The Democratic frontrunner announced yesterday that she opposes the Trans-Pacific Partnership, the trade agreement with Asian countries that she played a major role in promoting when she was Secretary of State. Clinton’s announcement, which could make it more difficult for the Obama administration to get TPP get through Congress, is widely seen as an effort by Clinton to insulate herself against attacks from Bernie Sanders, who has long opposed the agreement, and distinguish herself from Vice President Joe Biden, who is considering a presidential run. More, via PBS:
Just days after the U.S. and 11 nations released a monumental trade deal that still faces a fight in Congress, Hillary Clinton says she does not support the Trans-Pacific Partnership. Speaking with Judy Woodruff Wednesday, the Democratic presidential candidate said that as of today, given what she knows of the deal, it does not meet her bar for creating jobs, raising wages for Americans and advancing national security.
Speaking at Cornell College in Mount Vernon, Iowa, as part of a two-day swing through the leadoff caucus state, Clinton said that she’s worried “about currency manipulation not being part of the agreement” and that “pharmaceutical companies may have gotten more benefits and patients fewer.”

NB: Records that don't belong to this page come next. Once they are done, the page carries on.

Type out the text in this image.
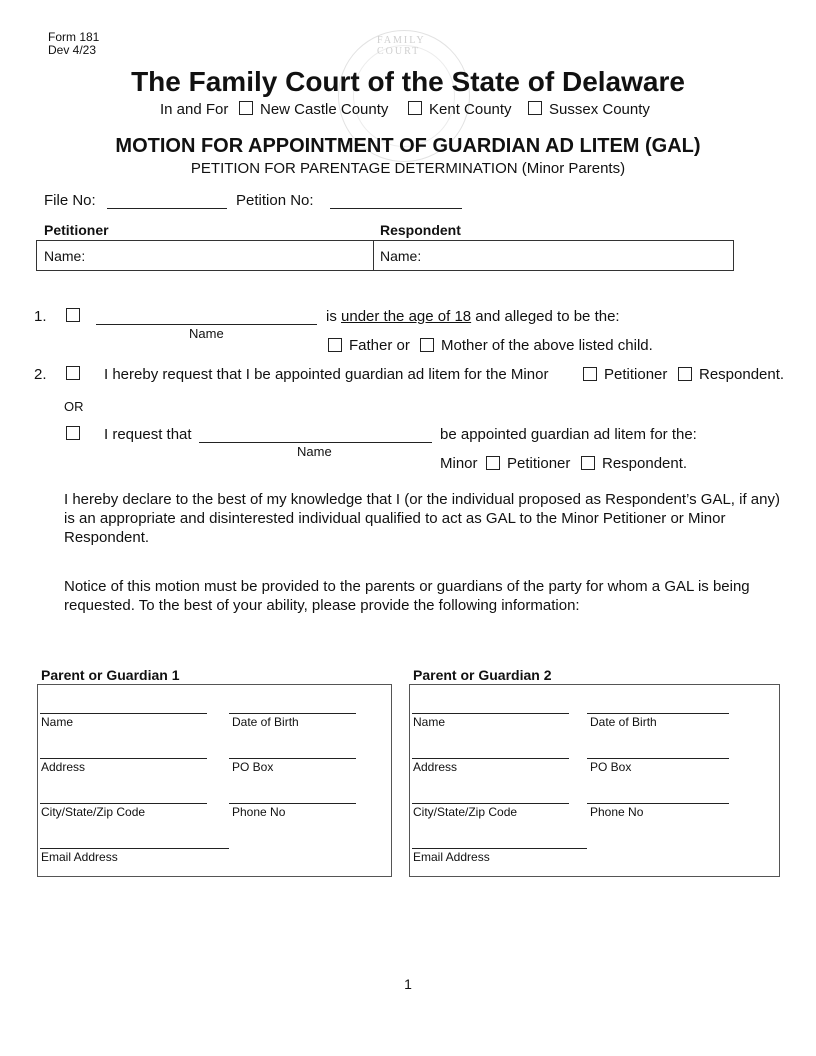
FAMILY COURT
Form 181
Dev 4/23
The Family Court of the State of Delaware
In and For New Castle County	Kent County Sussex County
MOTION FOR APPOINTMENT OF GUARDIAN AD LITEM (GAL)
PETITION FOR PARENTAGE DETERMINATION (Minor Parents)
File No:	Petition No:
Petitioner	Respondent
Name:	Name:
1.
Name
is under the age of 18 and alleged to be the:
Father or Mother of the above listed child.
2.	I hereby request that I be appointed guardian ad litem for the Minor	Petitioner Respondent.
OR
I request that
Name
be appointed guardian ad litem for the:
Minor Petitioner Respondent.
I hereby declare to the best of my knowledge that I (or the individual proposed as Respondent’s GAL, if any) is an appropriate and disinterested individual qualified to act as GAL to the Minor Petitioner or Minor Respondent.
Notice of this motion must be provided to the parents or guardians of the party for whom a GAL is being requested. To the best of your ability, please provide the following information:
Parent or Guardian 1
Name	Date of Birth
Address	PO Box
City/State/Zip Code	Phone No
Email Address
Parent or Guardian 2
Name	Date of Birth
Address	PO Box
City/State/Zip Code	Phone No
Email Address
1
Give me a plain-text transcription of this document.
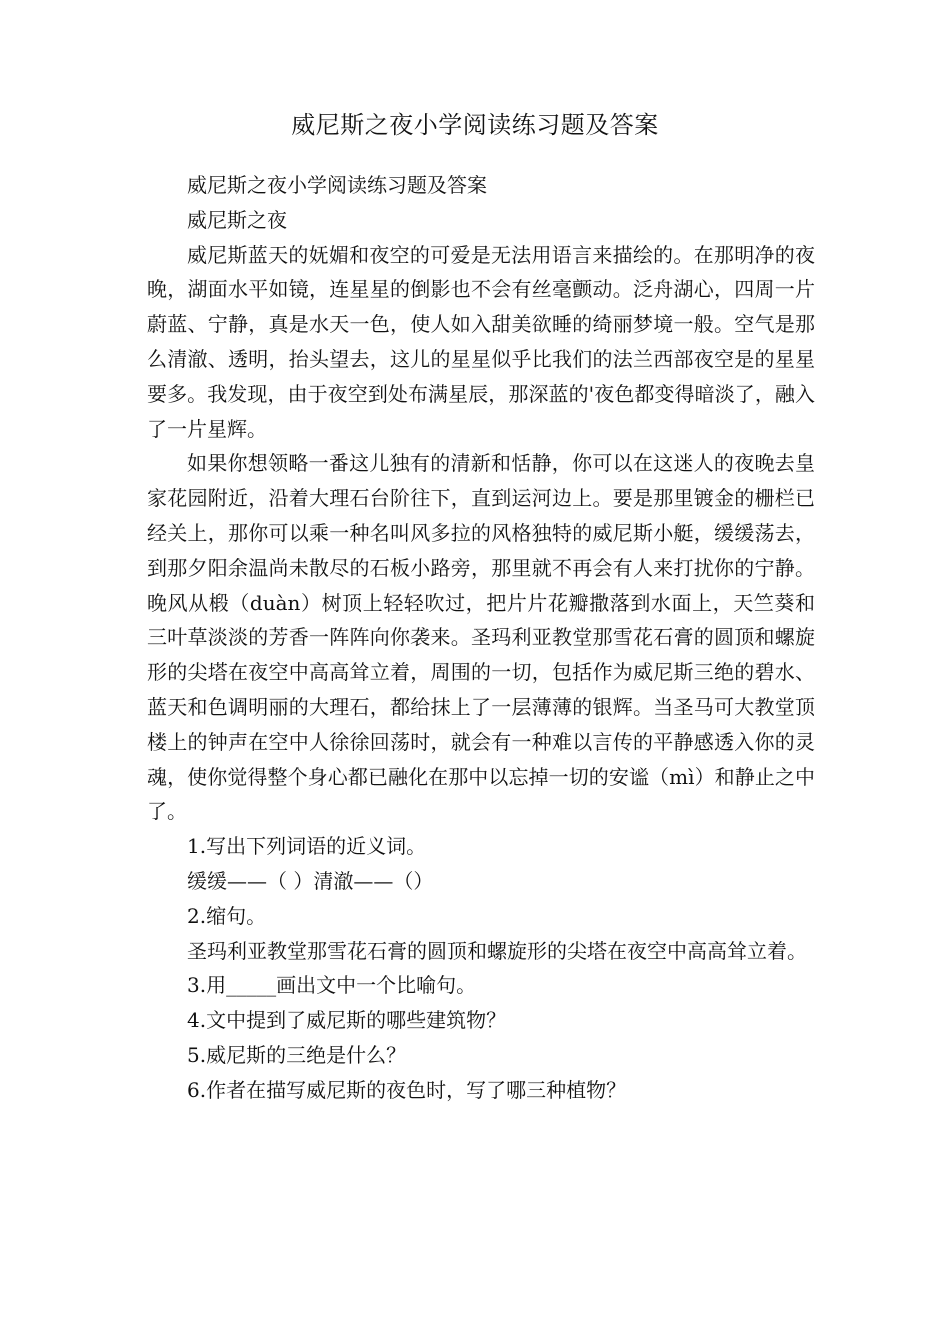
威尼斯之夜小学阅读练习题及答案

威尼斯之夜小学阅读练习题及答案

威尼斯之夜

威尼斯蓝天的妩媚和夜空的可爱是无法用语言来描绘的。在那明净的夜晚，湖面水平如镜，连星星的倒影也不会有丝毫颤动。泛舟湖心，四周一片蔚蓝、宁静，真是水天一色，使人如入甜美欲睡的绮丽梦境一般。空气是那么清澈、透明，抬头望去，这儿的星星似乎比我们的法兰西部夜空是的星星要多。我发现，由于夜空到处布满星辰，那深蓝的'夜色都变得暗淡了，融入了一片星辉。

如果你想领略一番这儿独有的清新和恬静，你可以在这迷人的夜晚去皇家花园附近，沿着大理石台阶往下，直到运河边上。要是那里镀金的栅栏已经关上，那你可以乘一种名叫风多拉的风格独特的威尼斯小艇，缓缓荡去，到那夕阳余温尚未散尽的石板小路旁，那里就不再会有人来打扰你的宁静。晚风从椴（duàn）树顶上轻轻吹过，把片片花瓣撒落到水面上，天竺葵和三叶草淡淡的芳香一阵阵向你袭来。圣玛利亚教堂那雪花石膏的圆顶和螺旋形的尖塔在夜空中高高耸立着，周围的一切，包括作为威尼斯三绝的碧水、蓝天和色调明丽的大理石，都给抹上了一层薄薄的银辉。当圣马可大教堂顶楼上的钟声在空中人徐徐回荡时，就会有一种难以言传的平静感透入你的灵魂，使你觉得整个身心都已融化在那中以忘掉一切的安谧（mì）和静止之中了。

1.写出下列词语的近义词。

缓缓——（ ）清澈——（）

2.缩句。

圣玛利亚教堂那雪花石膏的圆顶和螺旋形的尖塔在夜空中高高耸立着。

3.用_____画出文中一个比喻句。

4.文中提到了威尼斯的哪些建筑物？

5.威尼斯的三绝是什么？

6.作者在描写威尼斯的夜色时，写了哪三种植物？
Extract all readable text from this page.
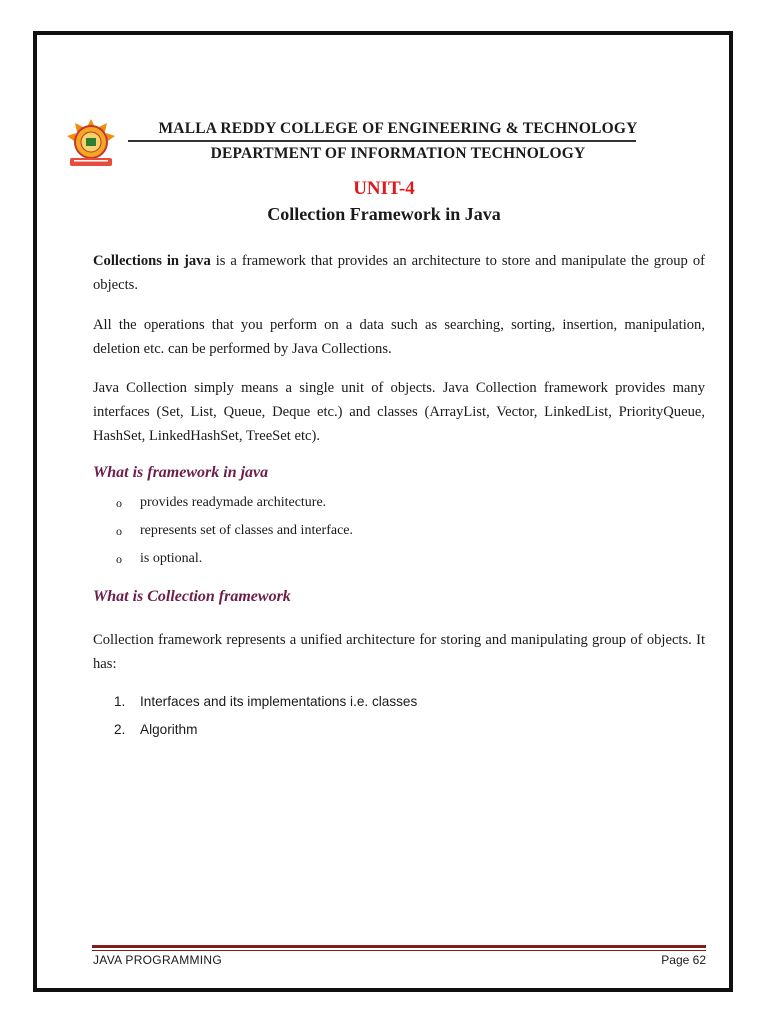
MALLA REDDY COLLEGE OF ENGINEERING & TECHNOLOGY
DEPARTMENT OF INFORMATION TECHNOLOGY
UNIT-4
Collection Framework in Java
Collections in java is a framework that provides an architecture to store and manipulate the group of objects.
All the operations that you perform on a data such as searching, sorting, insertion, manipulation, deletion etc. can be performed by Java Collections.
Java Collection simply means a single unit of objects. Java Collection framework provides many interfaces (Set, List, Queue, Deque etc.) and classes (ArrayList, Vector, LinkedList, PriorityQueue, HashSet, LinkedHashSet, TreeSet etc).
What is framework in java
o provides readymade architecture.
o represents set of classes and interface.
o is optional.
What is Collection framework
Collection framework represents a unified architecture for storing and manipulating group of objects. It has:
1. Interfaces and its implementations i.e. classes
2. Algorithm
JAVA PROGRAMMING	Page 62
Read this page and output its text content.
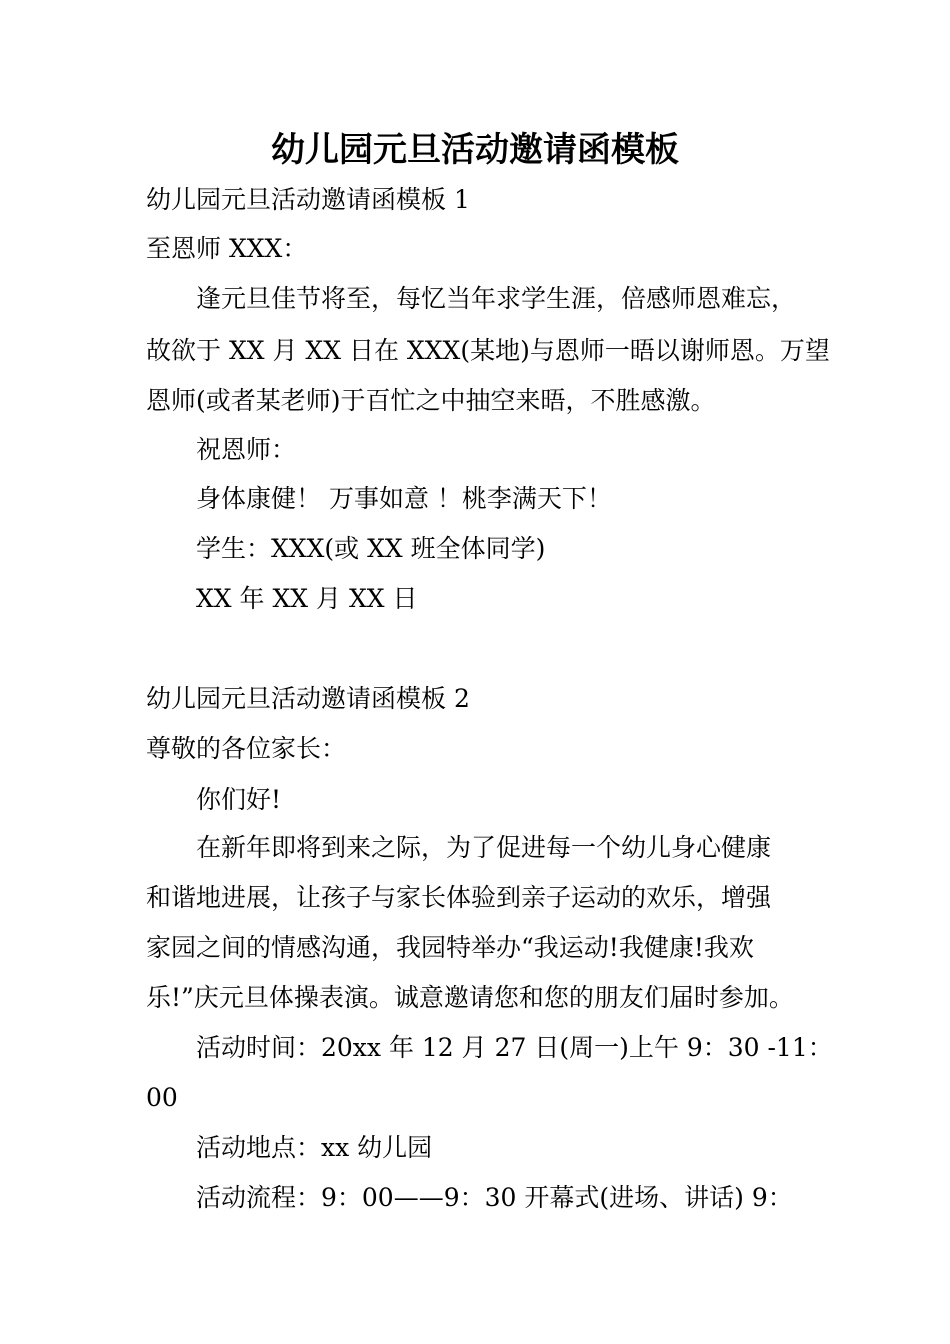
幼儿园元旦活动邀请函模板
幼儿园元旦活动邀请函模板 1
至恩师 XXX：
逢元旦佳节将至，每忆当年求学生涯，倍感师恩难忘，
故欲于 XX 月 XX 日在 XXX(某地)与恩师一晤以谢师恩。万望
恩师(或者某老师)于百忙之中抽空来晤，不胜感激。
祝恩师：
身体康健！ 万事如意 ！桃李满天下！
学生：XXX(或 XX 班全体同学)
XX 年 XX 月 XX 日
幼儿园元旦活动邀请函模板 2
尊敬的各位家长：
你们好!
在新年即将到来之际，为了促进每一个幼儿身心健康
和谐地进展，让孩子与家长体验到亲子运动的欢乐，增强
家园之间的情感沟通，我园特举办“我运动!我健康!我欢
乐!”庆元旦体操表演。诚意邀请您和您的朋友们届时参加。
活动时间：20xx 年 12 月 27 日(周一)上午 9：30 -11：
00
活动地点：xx 幼儿园
活动流程：9：00——9：30 开幕式(进场、讲话) 9：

“As of today, I am not in favor of what I have learned about it,” Clinton said, later adding, “I don’t believe it’s going to meet the high bar I have set.”
One of Hillary Clinton’s biggest problems, now as in 2008, is how far left the Democrats have moved since her husband’s time in office. The centerpiece accomplishments of the Clinton administration—forceful U.S. world leadership, welfare reform, fiscal balance, tough crime laws, the defense of heterosexual marriage, don’t ask don’t tell, close political links with Israel, and the end of the era of the big government—are now all despised as evil Republican ideas by a party that has repudiated much of its post WWII legacy.
Secretary Clinton has had to run to keep up, and nobody was happier to make her look old and conservative than then-Senator Obama during the 2008 primary campaign. Over and over he outflanked her from the left, with new and more evolved positions.
But now Secretary Clinton has found an issue where she can evolve faster than President Obama: trade. He is committed to the TPP, a deal which is deeply Clintonian. The TPP promotes free trade and it is an exercise in American leadership. It is also, despite some ugly crony flaws, an exercise in economic liberalization and pro-capitalist policy. But unfettered from office, Hillary can turn against a very Clintonian agreement she once supported, driving a wedge between Biden, should he run, and the unions and leftist groups whose importance in Democratic politics has grown.
This may not be the end of the story. American politicians excel at throwing chum to the base while running for office, without feeling in any way bound by their rhetoric when it comes to actual governing. A President Hillary Clinton could throw interest groups under the bus with the best of them, and few people in the U.S. understand the importance of TPP to U.S. Asia policy as well as she does. Her new opposition to the deal, then, is less a predictor of what she will do in office than an expression of the political calculations she and her campaign has made. The Democratic Party is running left, and presidential candidates need to run fast enough to stay at the head of the parade.
Whether the country as a whole is running this far left is another question. In 1972, the Democratic left triumphantly selected George McGovern and then lost 49 states, and that’s a historical parallel that bears watching here. Mrs. Clinton knows that history, too—and will try to keep the Democrats from jumping off the cliff even as she does what she thinks she must to position herself as a candidate the left can live with today.